|
Problèmes familiaux, impasse financière, maladie, décès, etc. Les motifs qui font basculer sont nombreux et agissent rarement seuls. "C'est l'accumulation des problèmes qui font la difficulté", constate en effet Annick Seznec, la présidente de Solidarité Paysans du Finistère, association départementale "rajeunie" qui fait partie du réseau national chapeauté par la Confédération Paysanne.
Au-delà de la structure elle-même, ce sont les "problèmes des personnes empêtrées dans les difficultés et l'aide que l'on peut leur apporter pour s'en sortir qui comptent", poursuit la présidente, rappelant qu'il n'y a pas de profil type d'agriculteur en difficulté. "Nous rencontrons des jeunes, des plus anciens, des producteurs de lait, de légumes, de porc, de volaille, etc. Toutes les couches sociales et professionnelles sont touchées".
Un soutien psychologique
L'association n'a pas pour mission de remplacer les structures techniques et économiques que sont les banques, les centres de gestion, la Chambre d'agriculture, etc. "Notre vocation est d'apporter un soutien humain aux personnes dans la précarité. Nous ne sommes pas là pour remplacer les experts", poursuit la présidente, soulignant que les organisations économiques et professionnelles admettent qu'elles n'ont pas toujours les moyens d'accompagner socialement et humainement les agriculteurs pris dans la spirale des difficultés. Elle ajoute : "Pour notre première année d'activité, les 20 bénévoles formés à l'approche psychologique de ce type de situation ont rencontré une quarantaine d'agriculteurs. Des personnes, souvent repliées sur elles-mêmes, qui ressentent pourtant le besoin de trouver une oreille attentive qui ne les jugera pas. C'est d'ailleurs notre rôle premier que d'être à l'écoute".

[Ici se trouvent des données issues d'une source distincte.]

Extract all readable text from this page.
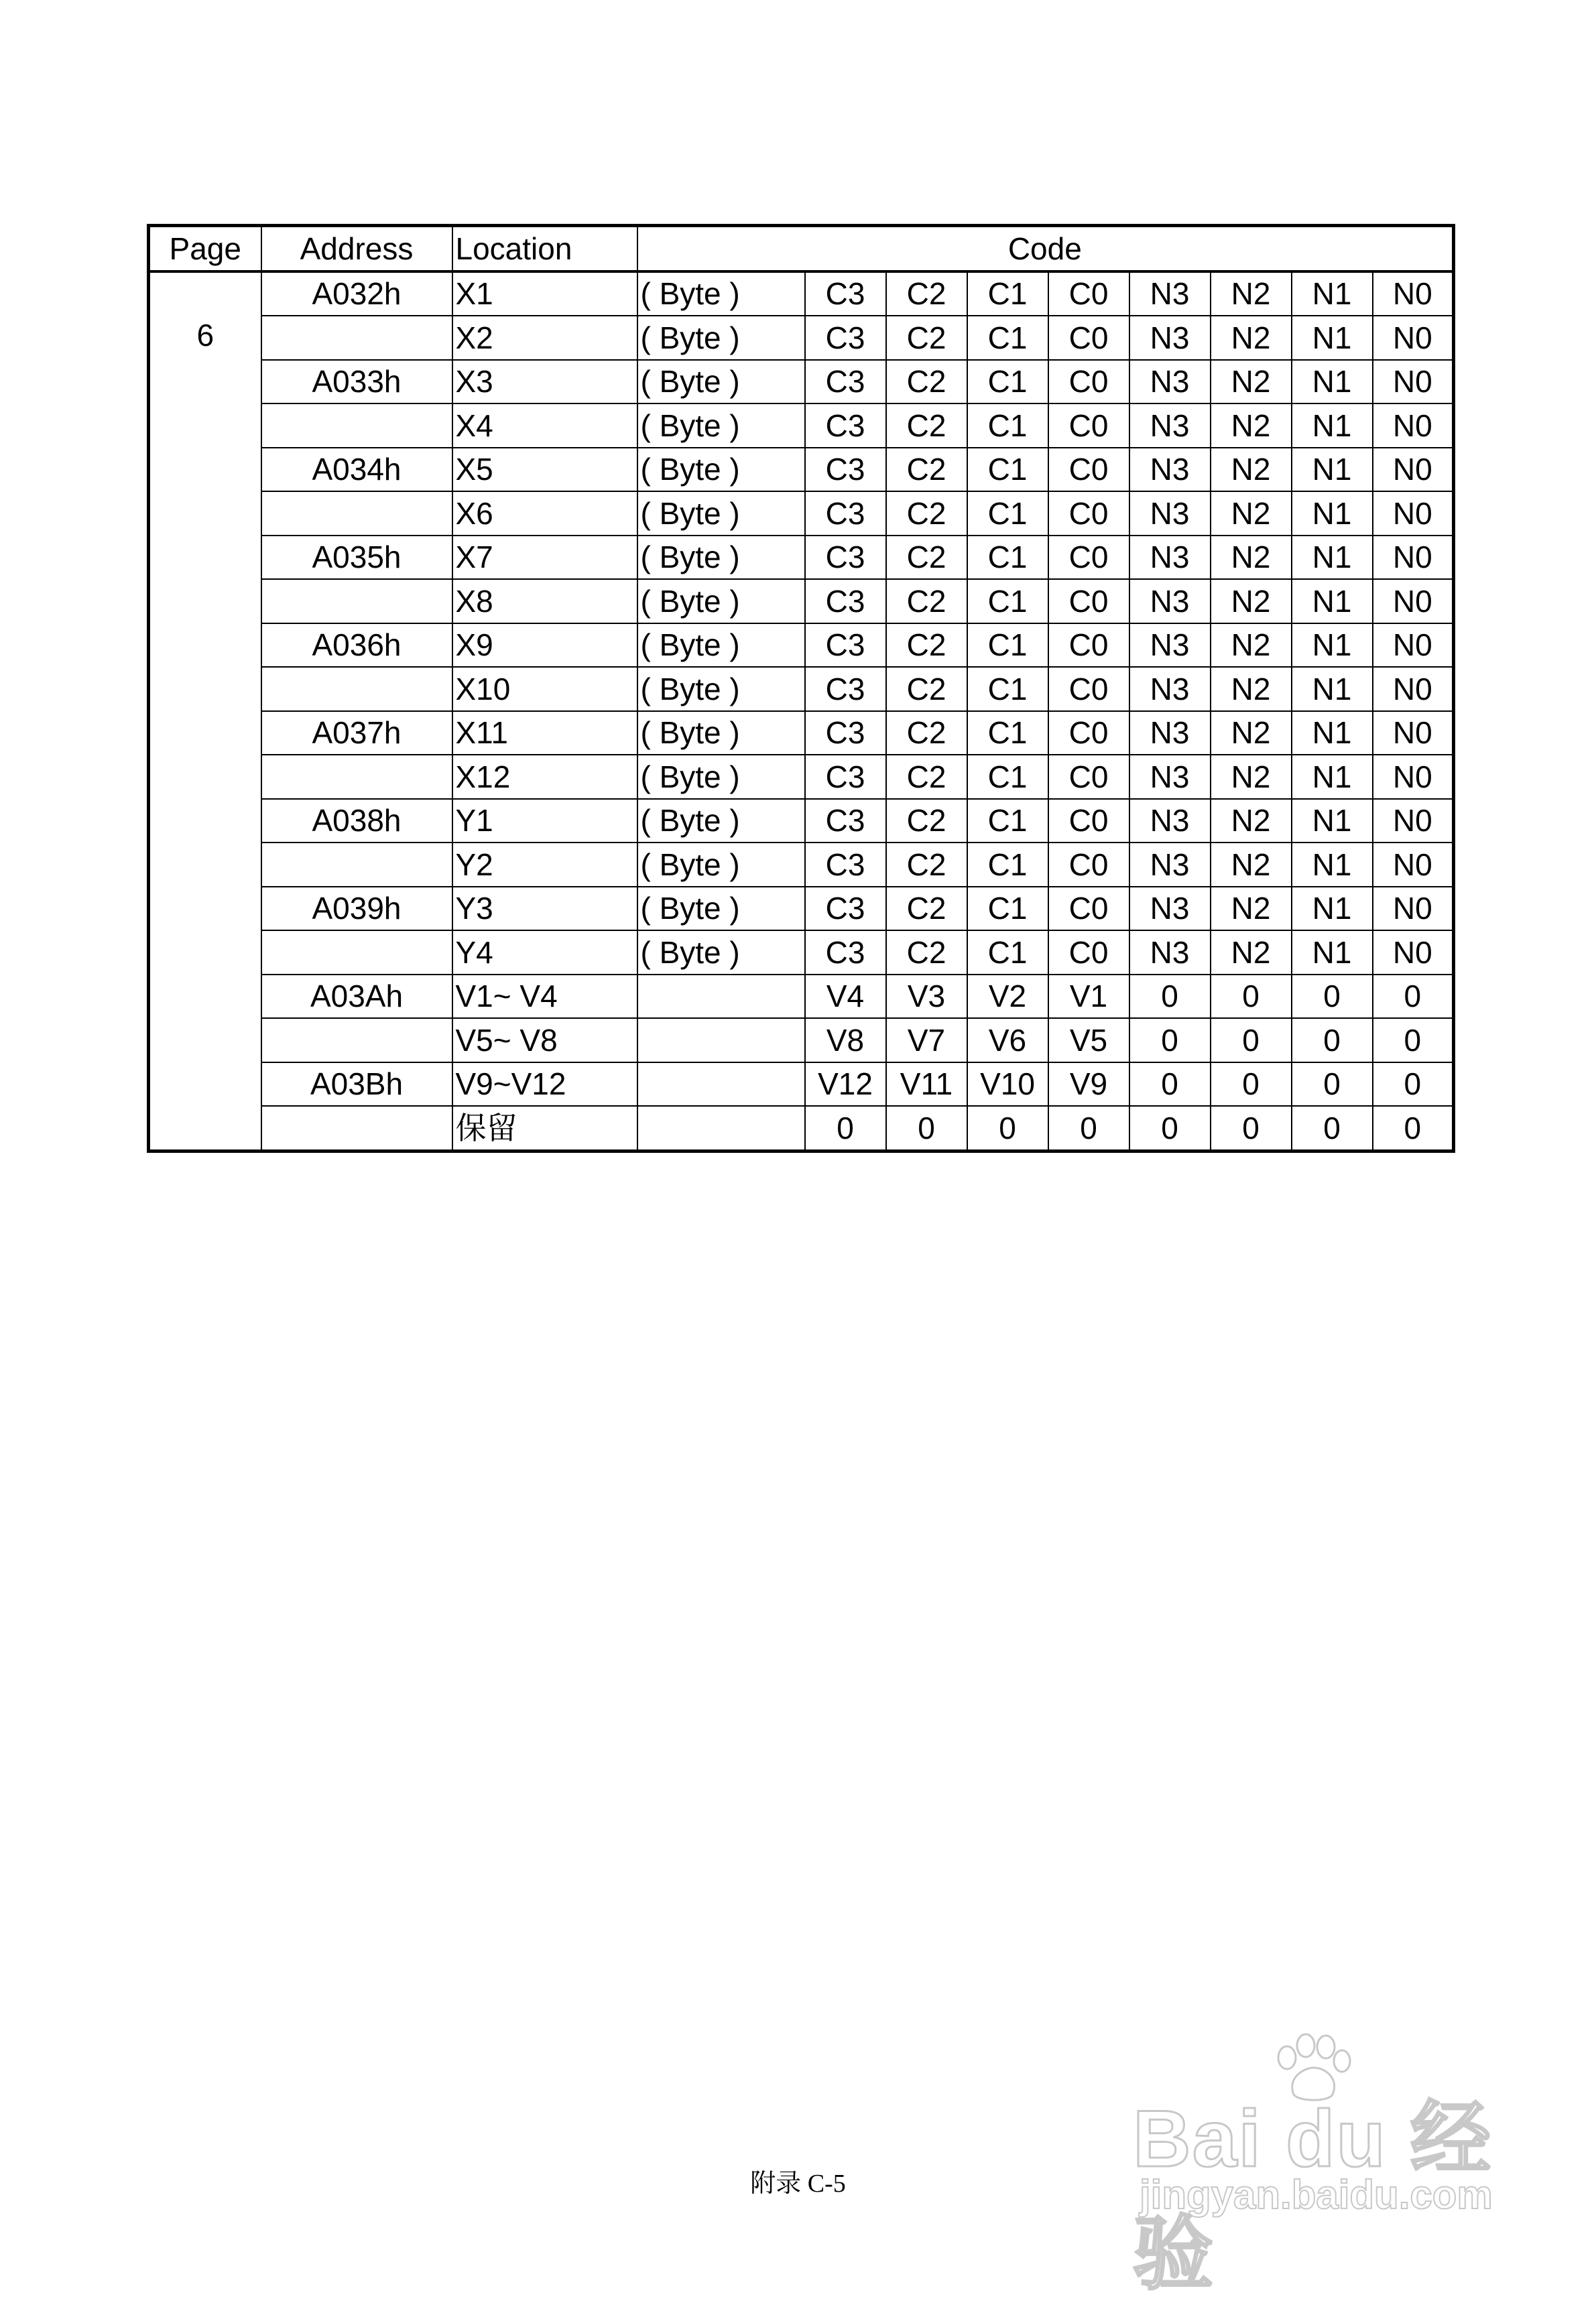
Page	Address	Location	Code								
6	A032h	X1	( Byte )	C3	C2	C1	C0	N3	N2	N1	N0
		X2	( Byte )	C3	C2	C1	C0	N3	N2	N1	N0
	A033h	X3	( Byte )	C3	C2	C1	C0	N3	N2	N1	N0
		X4	( Byte )	C3	C2	C1	C0	N3	N2	N1	N0
	A034h	X5	( Byte )	C3	C2	C1	C0	N3	N2	N1	N0
		X6	( Byte )	C3	C2	C1	C0	N3	N2	N1	N0
	A035h	X7	( Byte )	C3	C2	C1	C0	N3	N2	N1	N0
		X8	( Byte )	C3	C2	C1	C0	N3	N2	N1	N0
	A036h	X9	( Byte )	C3	C2	C1	C0	N3	N2	N1	N0
		X10	( Byte )	C3	C2	C1	C0	N3	N2	N1	N0
	A037h	X11	( Byte )	C3	C2	C1	C0	N3	N2	N1	N0
		X12	( Byte )	C3	C2	C1	C0	N3	N2	N1	N0
	A038h	Y1	( Byte )	C3	C2	C1	C0	N3	N2	N1	N0
		Y2	( Byte )	C3	C2	C1	C0	N3	N2	N1	N0
	A039h	Y3	( Byte )	C3	C2	C1	C0	N3	N2	N1	N0
		Y4	( Byte )	C3	C2	C1	C0	N3	N2	N1	N0
	A03Ah	V1~ V4		V4	V3	V2	V1	0	0	0	0
		V5~ V8		V8	V7	V6	V5	0	0	0	0
	A03Bh	V9~V12		V12	V11	V10	V9	0	0	0	0
		保留		0	0	0	0	0	0	0	0
附录 C-5	Bai du 经验
jingyan.baidu.com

En structurant un réseau de bénévoles sur l'ensemble du département, Solidarité Paysans se veut une association de proximité. "Les personnes ne doivent pas hésiter à contacter notre animatrice qui se déplace avec un bénévole (1). Si la personne ne veut pas de tel bénévole car elle le connaît trop bien ou pour tout autre raison, un autre membre de l'association peut se déplacer. Sachant que nous ne sommes pas là pour réprouver, mais pour accompagner et orienter vers les organismes sociaux, vers les experts, pour informer des possibilités d'aides financières, de formation, etc.".
L'association insiste encore sur un dernier point : "Plus tôt les agriculteurs en difficulté prennent le problème en main, plus il est facile de trouver une issue. Voire dans les cas extrêmes, d'essayer de préserver la maison d'habitation".
D. Le Du
(1) Contact : Sandrine Pierre au 02 98 52 48 60 ou par e.mail : Solirarite.paysans29@free.fr
La pauvreté dans les fermes
Une enquête du Credoc, menée en 2002, a mis en évidence que les conditions de vie difficiles ne sont pas l'apanage des villes. Mais la moitié des agriculteurs à faible revenu estimait que les conditions de vie sont meilleures en zone rurale qu'en zone urbaine. Cela s'explique entre autres par une autoconsommation encore très développée chez ces agriculteurs. Sans oublier que les deux tiers des enquêtés sont propriétaires de leur logement.
Parmi ces agriculteurs à faible revenu, la moitié ont des revenus annuels inférieurs à 3 700 euros et les trois-quarts gagnent moins de 9 000 euros. La pluriactivité assez développée n'empêche pas le revenu de rester en deçà du seuil de pauvreté.
À noter encore l'isolement de ces agriculteurs : 60 % ne font pas de sortie plus d'une fois par mois et les deux tiers ne partent en vacances au plus tous les quatre ans. Les relations sociales se limitent donc à la famille et seule la moitié des exploitants en difficulté affirme avoir des relations amicales avec d'autres exploitants, alors que 10 % affirment n'avoir aucun contact.